Common technology patterns
Depending on the use case, Datazeb may work with:
- Power Automate
- n8n
- Python
- APIs / webhooks
- SQL / database jobs
- Cloud functions or scheduled services
- Power Platform
- AI / LLM APIs
Example use cases
- Automated management reporting
- CRM-to-project hand-off
- Finance / operations report preparation
- Inventory exception alerts
- Customer request routing
- Document intake and classification
- Healthcare administrative workflows
- Sales pipeline alerts
- Data-quality monitoring
- Cross-system synchronisation
Why Datazeb for workflow automation
- Process, data, integration, analytics, and AI capability in one team
- Strong API, SQL, Python, database, Power Platform, and workflow experience
- Focus on reliability, validation, exception handling, and ownership
- Ability to connect automation to reporting and data-quality monitoring
- AI used selectively rather than added for marketing value
- Flexible project and managed-support models
- Senior-led global delivery
Engagement options
- Automation opportunity assessment
- Workflow automation project
- Reporting automation
- System integration workflow
- Document automation
- AI-assisted workflow pilot
- Existing automation review
- Managed automation support
How we work
- Understand
Map the current process, users, systems, manual steps, business rules, exceptions, risks, and desired outcome. - Design
Define triggers, ownership, validations, actions, approvals, data flow, security, and failure paths. - Build
Develop the workflow, integrations, business rules, notifications, logging, and required AI components. - Test
Test normal cases, missing data, system failures, retries, permissions, exceptions, and human hand-off. - Deploy & Support
Launch with monitoring, document the workflow, assign ownership, and improve it as the process evolves.
FAQ
What kinds of processes can you automate?

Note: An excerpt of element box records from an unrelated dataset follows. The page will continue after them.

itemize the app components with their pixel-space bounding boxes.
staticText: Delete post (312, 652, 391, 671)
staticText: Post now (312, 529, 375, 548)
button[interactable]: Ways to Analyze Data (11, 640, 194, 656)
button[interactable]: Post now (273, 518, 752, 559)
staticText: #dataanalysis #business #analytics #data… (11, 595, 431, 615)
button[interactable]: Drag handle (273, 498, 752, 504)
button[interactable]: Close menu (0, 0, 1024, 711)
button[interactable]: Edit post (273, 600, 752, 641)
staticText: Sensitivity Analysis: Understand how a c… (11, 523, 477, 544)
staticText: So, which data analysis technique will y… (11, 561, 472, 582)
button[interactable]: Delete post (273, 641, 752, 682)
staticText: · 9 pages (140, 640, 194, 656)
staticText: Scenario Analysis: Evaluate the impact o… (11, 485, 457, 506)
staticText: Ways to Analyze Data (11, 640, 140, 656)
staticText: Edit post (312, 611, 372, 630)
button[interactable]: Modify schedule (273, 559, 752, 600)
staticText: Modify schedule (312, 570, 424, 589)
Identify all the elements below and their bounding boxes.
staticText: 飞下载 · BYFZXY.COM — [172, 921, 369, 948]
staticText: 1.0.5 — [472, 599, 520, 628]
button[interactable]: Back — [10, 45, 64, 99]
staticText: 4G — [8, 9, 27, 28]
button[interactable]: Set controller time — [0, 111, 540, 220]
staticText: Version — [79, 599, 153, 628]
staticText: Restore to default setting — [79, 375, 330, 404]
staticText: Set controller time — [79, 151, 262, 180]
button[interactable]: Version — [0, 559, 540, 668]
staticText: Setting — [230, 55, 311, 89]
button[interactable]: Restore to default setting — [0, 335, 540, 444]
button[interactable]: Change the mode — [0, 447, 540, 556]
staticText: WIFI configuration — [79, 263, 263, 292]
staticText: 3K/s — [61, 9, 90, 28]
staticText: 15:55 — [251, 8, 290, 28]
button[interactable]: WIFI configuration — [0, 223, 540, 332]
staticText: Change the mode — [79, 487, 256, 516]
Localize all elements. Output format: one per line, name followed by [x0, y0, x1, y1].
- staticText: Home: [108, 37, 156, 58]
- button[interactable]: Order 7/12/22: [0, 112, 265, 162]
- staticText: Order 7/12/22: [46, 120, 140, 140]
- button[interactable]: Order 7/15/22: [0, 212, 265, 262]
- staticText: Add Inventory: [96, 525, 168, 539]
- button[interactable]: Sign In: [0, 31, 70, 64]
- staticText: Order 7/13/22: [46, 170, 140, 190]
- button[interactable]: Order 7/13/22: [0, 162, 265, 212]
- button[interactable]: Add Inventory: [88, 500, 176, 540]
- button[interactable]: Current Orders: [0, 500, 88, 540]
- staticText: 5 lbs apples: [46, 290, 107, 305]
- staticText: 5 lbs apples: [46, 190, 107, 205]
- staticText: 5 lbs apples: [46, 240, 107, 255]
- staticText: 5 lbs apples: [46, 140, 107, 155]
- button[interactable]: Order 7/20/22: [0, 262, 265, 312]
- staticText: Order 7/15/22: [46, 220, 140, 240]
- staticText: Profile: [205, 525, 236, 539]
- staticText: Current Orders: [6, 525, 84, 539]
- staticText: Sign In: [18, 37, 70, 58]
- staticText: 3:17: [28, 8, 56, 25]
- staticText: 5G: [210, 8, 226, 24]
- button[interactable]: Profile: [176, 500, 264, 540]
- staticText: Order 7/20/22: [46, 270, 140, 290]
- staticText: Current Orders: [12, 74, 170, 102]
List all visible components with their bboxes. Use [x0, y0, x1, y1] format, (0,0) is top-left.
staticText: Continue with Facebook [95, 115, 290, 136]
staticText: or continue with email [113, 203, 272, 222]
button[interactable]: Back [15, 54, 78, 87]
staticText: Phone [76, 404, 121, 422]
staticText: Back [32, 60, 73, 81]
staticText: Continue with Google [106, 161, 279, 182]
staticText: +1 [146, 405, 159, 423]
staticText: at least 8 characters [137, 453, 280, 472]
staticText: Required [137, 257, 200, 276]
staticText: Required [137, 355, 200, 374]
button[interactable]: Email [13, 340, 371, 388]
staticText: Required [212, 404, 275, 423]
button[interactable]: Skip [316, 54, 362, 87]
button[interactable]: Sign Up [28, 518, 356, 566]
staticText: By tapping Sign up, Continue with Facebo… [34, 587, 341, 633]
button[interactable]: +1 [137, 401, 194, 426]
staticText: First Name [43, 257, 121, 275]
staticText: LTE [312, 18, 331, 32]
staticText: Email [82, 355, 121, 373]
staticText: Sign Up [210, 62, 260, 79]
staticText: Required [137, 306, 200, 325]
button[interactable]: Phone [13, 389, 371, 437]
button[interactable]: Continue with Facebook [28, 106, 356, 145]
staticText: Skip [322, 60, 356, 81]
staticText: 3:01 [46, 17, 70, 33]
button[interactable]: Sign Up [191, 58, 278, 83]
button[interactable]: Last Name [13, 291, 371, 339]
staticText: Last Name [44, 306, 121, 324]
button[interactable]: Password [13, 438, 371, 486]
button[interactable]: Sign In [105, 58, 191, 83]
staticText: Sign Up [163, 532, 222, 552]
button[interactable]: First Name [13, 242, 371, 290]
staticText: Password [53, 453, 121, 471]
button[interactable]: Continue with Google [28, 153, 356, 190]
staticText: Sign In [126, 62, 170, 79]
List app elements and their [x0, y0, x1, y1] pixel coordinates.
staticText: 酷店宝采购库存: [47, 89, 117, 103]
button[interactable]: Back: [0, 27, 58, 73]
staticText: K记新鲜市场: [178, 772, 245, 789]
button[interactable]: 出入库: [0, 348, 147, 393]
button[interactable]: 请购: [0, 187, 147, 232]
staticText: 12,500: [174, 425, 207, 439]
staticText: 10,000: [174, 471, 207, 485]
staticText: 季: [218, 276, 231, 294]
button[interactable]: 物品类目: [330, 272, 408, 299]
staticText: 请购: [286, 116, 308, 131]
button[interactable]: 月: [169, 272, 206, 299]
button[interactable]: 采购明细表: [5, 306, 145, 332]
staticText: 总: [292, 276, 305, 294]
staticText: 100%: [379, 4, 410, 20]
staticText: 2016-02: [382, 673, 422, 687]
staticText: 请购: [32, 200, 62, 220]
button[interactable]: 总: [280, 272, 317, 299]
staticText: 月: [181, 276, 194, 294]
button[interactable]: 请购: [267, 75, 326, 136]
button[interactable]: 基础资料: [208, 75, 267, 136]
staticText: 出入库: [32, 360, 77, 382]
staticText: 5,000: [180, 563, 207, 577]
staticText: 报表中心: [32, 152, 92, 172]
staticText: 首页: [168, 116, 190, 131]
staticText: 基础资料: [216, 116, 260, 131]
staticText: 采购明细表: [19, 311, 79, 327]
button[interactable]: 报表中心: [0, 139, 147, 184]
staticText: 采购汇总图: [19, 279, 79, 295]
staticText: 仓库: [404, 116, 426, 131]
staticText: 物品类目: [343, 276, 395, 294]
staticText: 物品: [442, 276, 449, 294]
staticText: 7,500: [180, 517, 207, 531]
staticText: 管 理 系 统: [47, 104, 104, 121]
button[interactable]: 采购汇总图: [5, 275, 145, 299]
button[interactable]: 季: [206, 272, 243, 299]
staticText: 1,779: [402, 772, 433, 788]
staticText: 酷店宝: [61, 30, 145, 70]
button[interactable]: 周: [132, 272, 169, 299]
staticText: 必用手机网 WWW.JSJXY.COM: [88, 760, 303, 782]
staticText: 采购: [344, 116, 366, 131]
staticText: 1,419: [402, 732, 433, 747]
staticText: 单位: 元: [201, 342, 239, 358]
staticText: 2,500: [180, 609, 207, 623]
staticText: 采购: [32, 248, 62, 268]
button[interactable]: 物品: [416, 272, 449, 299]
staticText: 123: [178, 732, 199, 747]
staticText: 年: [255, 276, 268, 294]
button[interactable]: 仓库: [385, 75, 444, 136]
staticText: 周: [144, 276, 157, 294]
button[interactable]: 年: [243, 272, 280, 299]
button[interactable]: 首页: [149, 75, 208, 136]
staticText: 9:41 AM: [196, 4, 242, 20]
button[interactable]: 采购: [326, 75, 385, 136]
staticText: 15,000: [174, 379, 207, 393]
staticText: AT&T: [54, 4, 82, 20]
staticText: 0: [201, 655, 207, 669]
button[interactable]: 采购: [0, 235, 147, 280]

Datazeb can automate repeatable reporting, data movement, notifications, approvals, document processing, system integrations, exception handling, and selected AI-assisted workflows.
Do we need to replace our existing systems?
Usually not. Automation often works by connecting the systems already in use through APIs, databases, files, connectors, or approved interfaces.
Can you automate processes that still need human approval?
Yes. Human approval and exception handling can be built directly into the workflow.
Can AI be added to an existing automation?
Yes, where AI adds value for tasks such as classification, summarisation, extraction, or triage. It should not be added where deterministic rules are more reliable.
What happens when an automation fails?
Production workflows should include error handling, logging, retries where appropriate, notifications, and a clear owner for unresolved exceptions.
Do you support automations after launch?
Yes. Managed support can cover monitoring, changes, failures, new integrations, workflow optimisation, and additional automation opportunities.